The young man smiled.
I felt that everyone, Jews and Arabs, came together in that moment, and that a new understanding was being born. There was total silence, and then there was loud applause. “My God,” I heard myself think. ”She did it. She penetrated something old and stale and got to people’s hearts. Unbelievable.” Even the rowdy activists in the crowd had to agree.
As we were leaving the hall, we were all much more relaxed. Arabs and Jews were even mingling. I found myself walking alongside the Arab school principal who had done The Work with Katie, and he said, “She is doing cognitive psychology. I am sure of that.” “Maybe,” I said. And we kept talking. Then all of a sudden, he said some political thing, and I could feel an argument rising up inside of me, but before I had a chance to say anything, the activist I thought of as “rowdy” came along and said to him—right in my face—“Don’t even bother talking to her” (meaning me). “She always has to be right.”
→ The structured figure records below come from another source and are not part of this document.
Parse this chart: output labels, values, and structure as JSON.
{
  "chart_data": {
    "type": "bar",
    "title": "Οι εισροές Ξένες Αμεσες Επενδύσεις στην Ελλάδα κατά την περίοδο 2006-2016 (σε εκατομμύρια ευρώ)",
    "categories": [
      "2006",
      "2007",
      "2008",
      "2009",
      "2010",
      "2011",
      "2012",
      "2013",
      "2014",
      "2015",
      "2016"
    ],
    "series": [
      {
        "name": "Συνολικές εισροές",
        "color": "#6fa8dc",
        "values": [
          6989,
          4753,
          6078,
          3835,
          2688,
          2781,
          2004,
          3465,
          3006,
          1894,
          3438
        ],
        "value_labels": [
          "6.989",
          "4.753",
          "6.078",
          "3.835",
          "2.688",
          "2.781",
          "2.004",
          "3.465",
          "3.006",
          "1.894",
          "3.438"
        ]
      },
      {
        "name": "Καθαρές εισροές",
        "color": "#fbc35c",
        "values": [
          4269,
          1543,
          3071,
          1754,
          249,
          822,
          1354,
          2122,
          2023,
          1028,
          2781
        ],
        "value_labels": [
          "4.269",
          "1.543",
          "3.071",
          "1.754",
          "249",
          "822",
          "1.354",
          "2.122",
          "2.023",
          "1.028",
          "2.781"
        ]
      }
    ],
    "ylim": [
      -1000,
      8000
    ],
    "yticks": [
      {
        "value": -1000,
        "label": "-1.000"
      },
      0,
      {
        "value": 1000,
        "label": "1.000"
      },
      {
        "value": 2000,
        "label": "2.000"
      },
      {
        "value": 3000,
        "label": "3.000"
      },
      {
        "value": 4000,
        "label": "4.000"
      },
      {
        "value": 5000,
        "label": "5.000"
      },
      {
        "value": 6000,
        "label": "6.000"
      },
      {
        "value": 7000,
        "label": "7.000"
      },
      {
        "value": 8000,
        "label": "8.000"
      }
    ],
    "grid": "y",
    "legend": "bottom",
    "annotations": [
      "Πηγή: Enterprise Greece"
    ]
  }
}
“You know,” said the Arab man, “you’re right. She has no active listening.”
I couldn’t believe what I was hearing and was just about to react when it occurred to me that maybe I needed to really hear what they had said. Maybe wisdom was speaking to me through these kind people and reminding me that we had just spent time in the company of a very wise teacher who had opened up a whole new way to communicate by listening inside, and I needed to listen. I backed off and thanked them for telling me that, and I left the event a much different person than the one I’d been when I came.